When he’s not in the research lab, Ter-Ovanesyan often contributes to outreach initiatives such as Science in the News (SITN), which organizes free public lectures for lay audiences, and summer science programs for high schoolers. Last summer, he flew to Poland to lead a group of high school student researchers at the School of Molecular and Theoretical Biology. “You basically teach the kids how to work in a lab but through a real research problem, as opposed to just teaching them to do PCR just for the sake of it,” Ter-Ovanesyan says. “Choosing a research question is difficult, because it has to be a real research question, but it has to be manageable for them.”
He asked the high school students to try killing the cells many different ways, and then they collected the DNA released by dying cells for analysis. Methods of cellular execution included freezing, frying, drowning the cells in ethanol, and poisoning with drugs. “Sometimes they would accidentally kill the cells…[but] we could add that to the list of experimental conditions,” Ter-Ovanesyan says.
He has also worked as a teaching fellow during five different semesters, going well beyond MCO’s required two semesters.
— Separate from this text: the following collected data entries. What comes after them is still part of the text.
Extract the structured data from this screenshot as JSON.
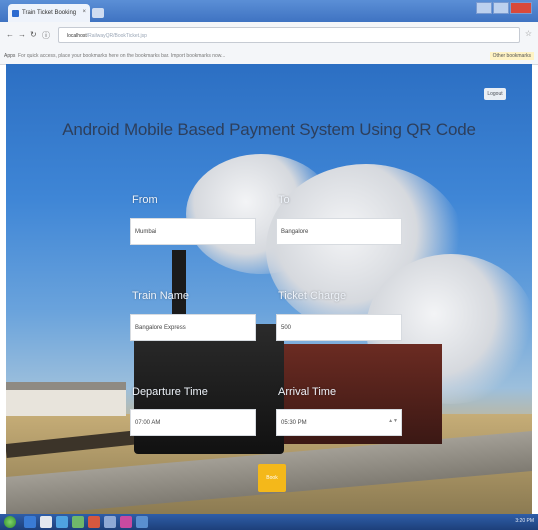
{
  "browser": {
    "tab_title": "Train Ticket Booking",
    "tab_close": "×",
    "url_host": "localhost",
    "url_path": "/RailwayQR/BookTicket.jsp",
    "bookmark_apps": "Apps",
    "bookmark_hint": "For quick access, place your bookmarks here on the bookmarks bar. Import bookmarks now...",
    "bookmark_other": "Other bookmarks"
  },
  "page": {
    "logout_label": "Logout",
    "title": "Android Mobile Based Payment System Using QR Code",
    "form": {
      "from_label": "From",
      "from_value": "Mumbai",
      "to_label": "To",
      "to_value": "Bangalore",
      "train_name_label": "Train Name",
      "train_name_value": "Bangalore Express",
      "ticket_charge_label": "Ticket Charge",
      "ticket_charge_value": "500",
      "departure_time_label": "Departure Time",
      "departure_time_value": "07:00 AM",
      "arrival_time_label": "Arrival Time",
      "arrival_time_value": "05:30 PM",
      "submit_label": "Book"
    }
  },
  "taskbar": {
    "tray_time": "3:20 PM"
  }
}
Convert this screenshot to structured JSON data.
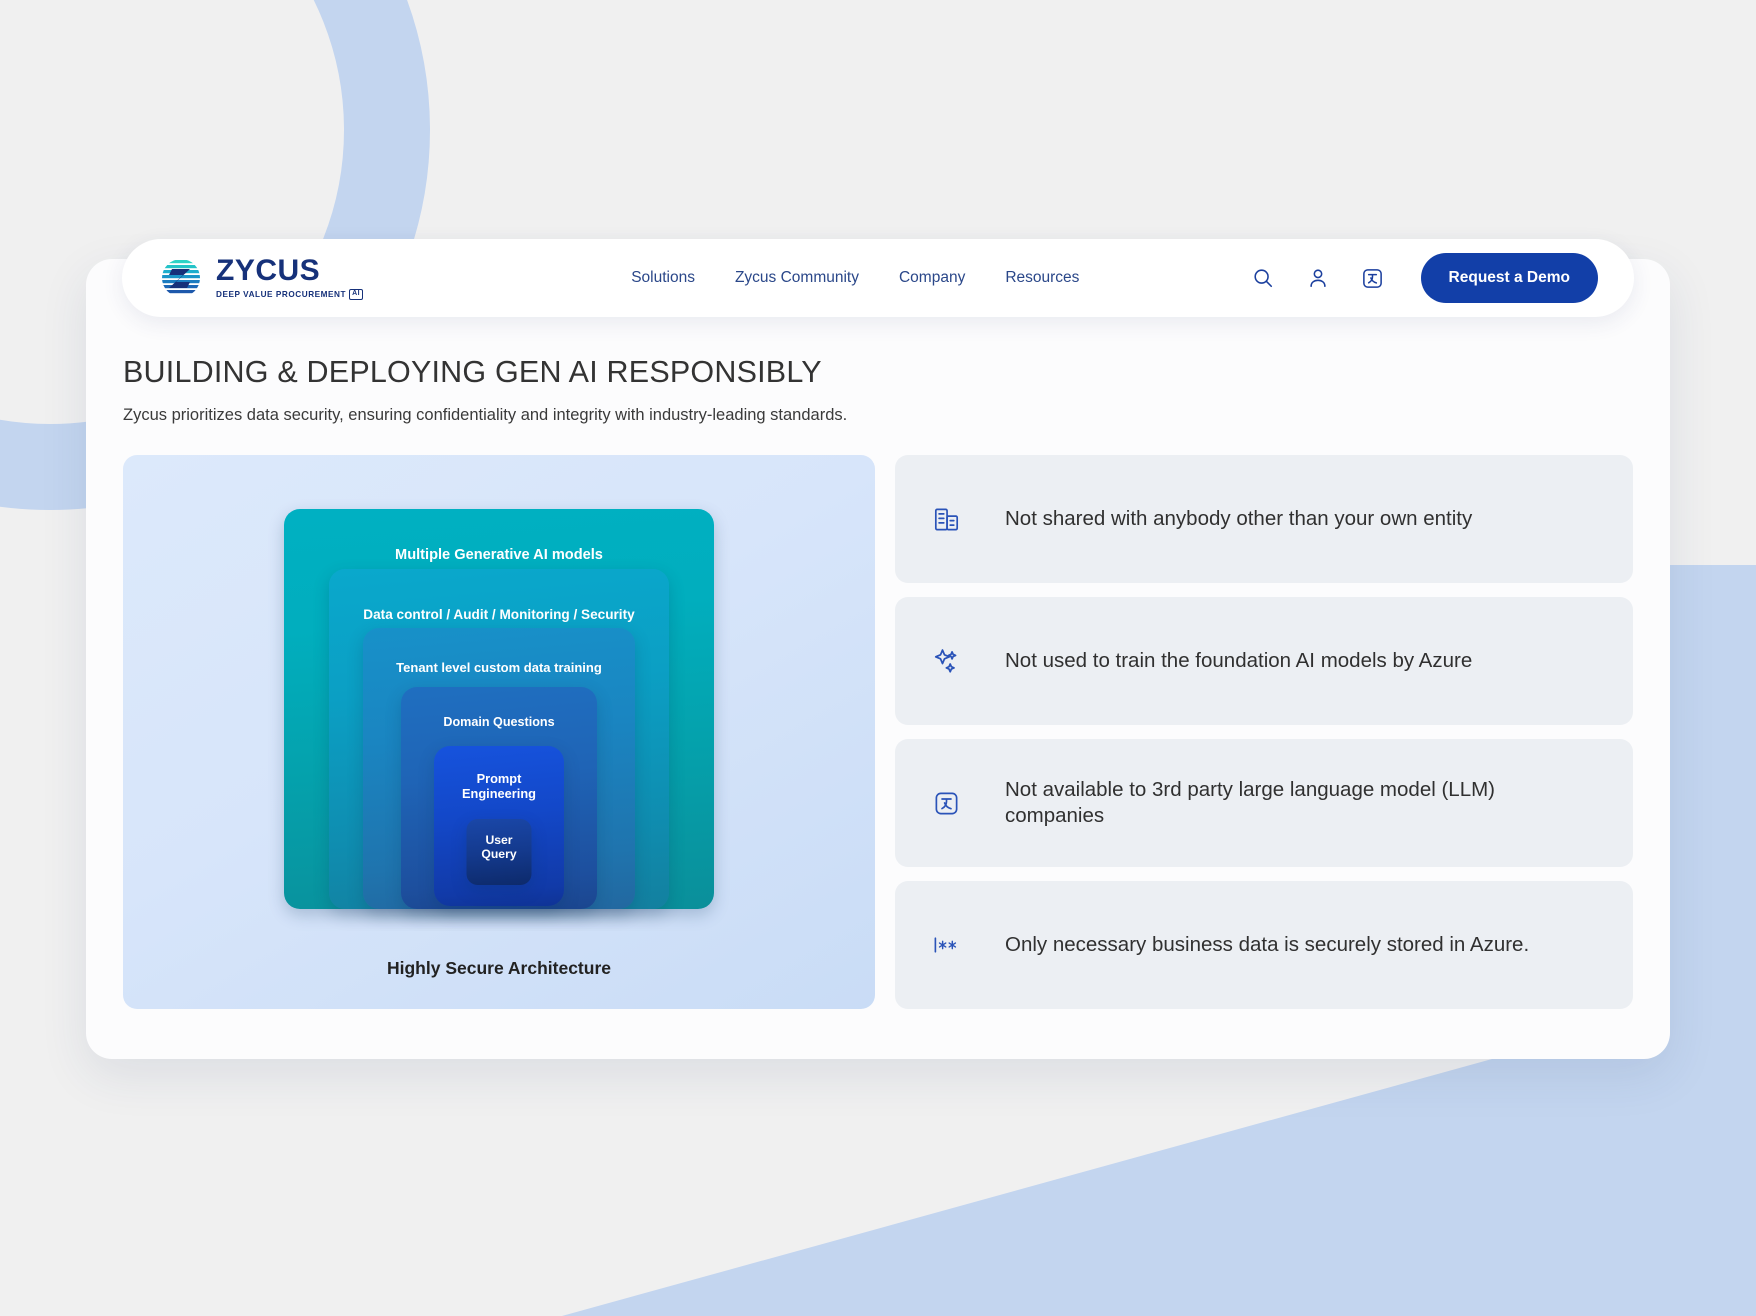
{
  "brand": {
    "logo_word": "ZYCUS",
    "logo_tagline": "DEEP VALUE PROCUREMENT",
    "logo_tagline_badge": "AI",
    "accent_blue": "#123fa8",
    "logo_navy": "#16317a",
    "nav_blue": "#2a4789"
  },
  "header": {
    "nav": [
      {
        "label": "Solutions"
      },
      {
        "label": "Zycus Community"
      },
      {
        "label": "Company"
      },
      {
        "label": "Resources"
      }
    ],
    "icons": [
      {
        "name": "search-icon"
      },
      {
        "name": "user-account-icon"
      },
      {
        "name": "translate-icon"
      }
    ],
    "cta_label": "Request a Demo"
  },
  "page": {
    "title": "BUILDING & DEPLOYING GEN AI RESPONSIBLY",
    "subtitle": "Zycus prioritizes data security, ensuring confidentiality and integrity with industry-leading standards."
  },
  "diagram": {
    "caption": "Highly Secure Architecture",
    "layers": [
      {
        "label": "Multiple Generative AI models",
        "color": "#01aebe"
      },
      {
        "label": "Data control / Audit / Monitoring / Security",
        "color": "#0b9fc4"
      },
      {
        "label": "Tenant level custom data training",
        "color": "#1a85c1"
      },
      {
        "label": "Domain Questions",
        "color": "#1f64b6"
      },
      {
        "label": "Prompt Engineering",
        "color": "#1348c9"
      },
      {
        "label": "User Query",
        "color": "#143a8e"
      }
    ]
  },
  "features": [
    {
      "icon": "building-icon",
      "text": "Not shared with anybody other than your own entity"
    },
    {
      "icon": "sparkles-icon",
      "text": "Not used to train the foundation AI models by Azure"
    },
    {
      "icon": "translate-icon",
      "text": "Not available to 3rd party large language model (LLM) companies"
    },
    {
      "icon": "password-mask-icon",
      "text": "Only necessary business data is securely stored in Azure."
    }
  ]
}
After nearly eight years working on his thesis, Ter-Ovanesyan will complete his Ph.D. this fall. He’ll stay on at the Wyss Institute branch of the Church Lab and continue his basic research. However, the exosome isolation techniques he’s developing will be used in a study of gene expression changes in neurons affected by Parkinson’s.
“The use of exosomes diagnostically is limited by our lack of understanding of their biology,” he explains. “I wasn’t planning on working on developing diagnostics when I started grad school, but, when I realized that some of my findings unexpectedly had some diagnostic applications, I decided to go for it.”